Brookmeyer n’était donc pas un tromboniste parmi d’autres ; il était identifié en premier lieu par une sonorité et un phrasé assez uniques. Parmi les plus jeunes, le Suisse Samuel Blaser connaissait bien son talent, lui qui se réjouissait encore il y a peu de rencontrer son aîné. Tous deux devaient jouer ensemble fin novembre. Mais la maladie a mis fin à ce beau projet. Blaser, qui entendait Brookmeyer jouer sur les disques de Chet Baker, dont il était fan, qui souligne « sa manière de phraser unique, ce son qui coule, naturellement, ses phrases qui ne s’arrêtent pas où l’on croit qu’elles vont s’arrêter. Un jeu moderne, toujours mélodieux, jamais excentrique, comme du velours. On dirait qu’il parle quand il joue. Il faut écouter sa version d’« Anything Goes », sur l’album Together en duo avec le contrebassiste danois Mads Vinding, en 2000. C’est incroyable ! Je pense que son influence sera celle-là avant tout : celle de son phrasé et de son vocabulaire. Mais pour d’autres, ce sera aussi l’arrangement pour big band ».

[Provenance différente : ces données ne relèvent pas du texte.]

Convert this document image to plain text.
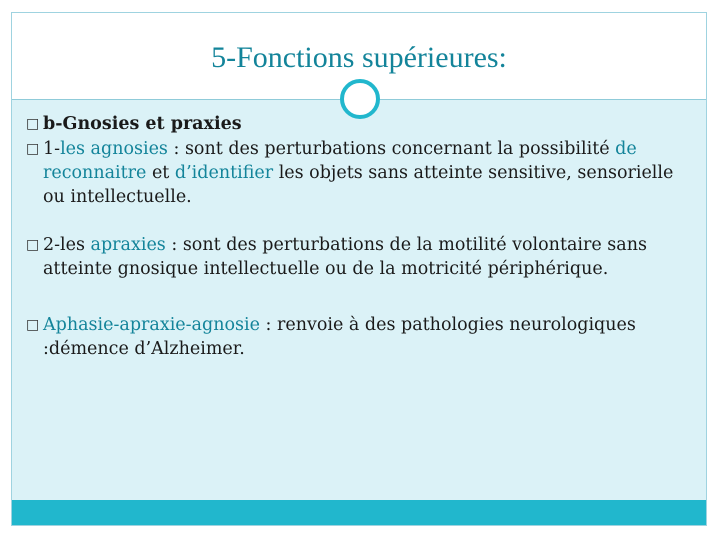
5-Fonctions supérieures:

□ b-Gnosies et praxies

□ 1-les agnosies : sont des perturbations concernant la possibilité de reconnaitre et d’identifier les objets sans atteinte sensitive, sensorielle ou intellectuelle.

□ 2-les apraxies : sont des perturbations de la motilité volontaire sans atteinte gnosique intellectuelle ou de la motricité périphérique.

□ Aphasie-apraxie-agnosie : renvoie à des pathologies neurologiques :démence d’Alzheimer.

Sentiment partagé par un autre tromboniste, hexagonal celui-ci, Sébastien Llado même s’il est plus réservé sur le trombone à pistons : « Je trouve que les notes roulent entre elles, les pistons fonctionnent mieux, à mon oreille, avec les instruments plus aigus » ; il souligne toutefois la singulière élégance du « son » Brookmeyer : « C’est le seul qui me rende le trombone à pistons agréable et beau ! En dehors de son talent d’arrangeur incontestable, de sa capacité à évoluer et faire évoluer le jazz, c’était un mélodiste hors pair ».

Ses qualités d’arrangeur ? On pourra s’en faire une idée très précise, ultime, avec les Standards qu’il nous aura laissés juste avant de partir, comme un ultime cadeau. Le disque, sorti sur le label ArtistShare avec lequel il avait signé en 2005, est une nouvelle exploration de ce Great American Songbook si souvent revisité par les musiciens du monde entier, et atteste s’il en était besoin de la vitalité d’un artiste parti trop vite. Forcément trop vite.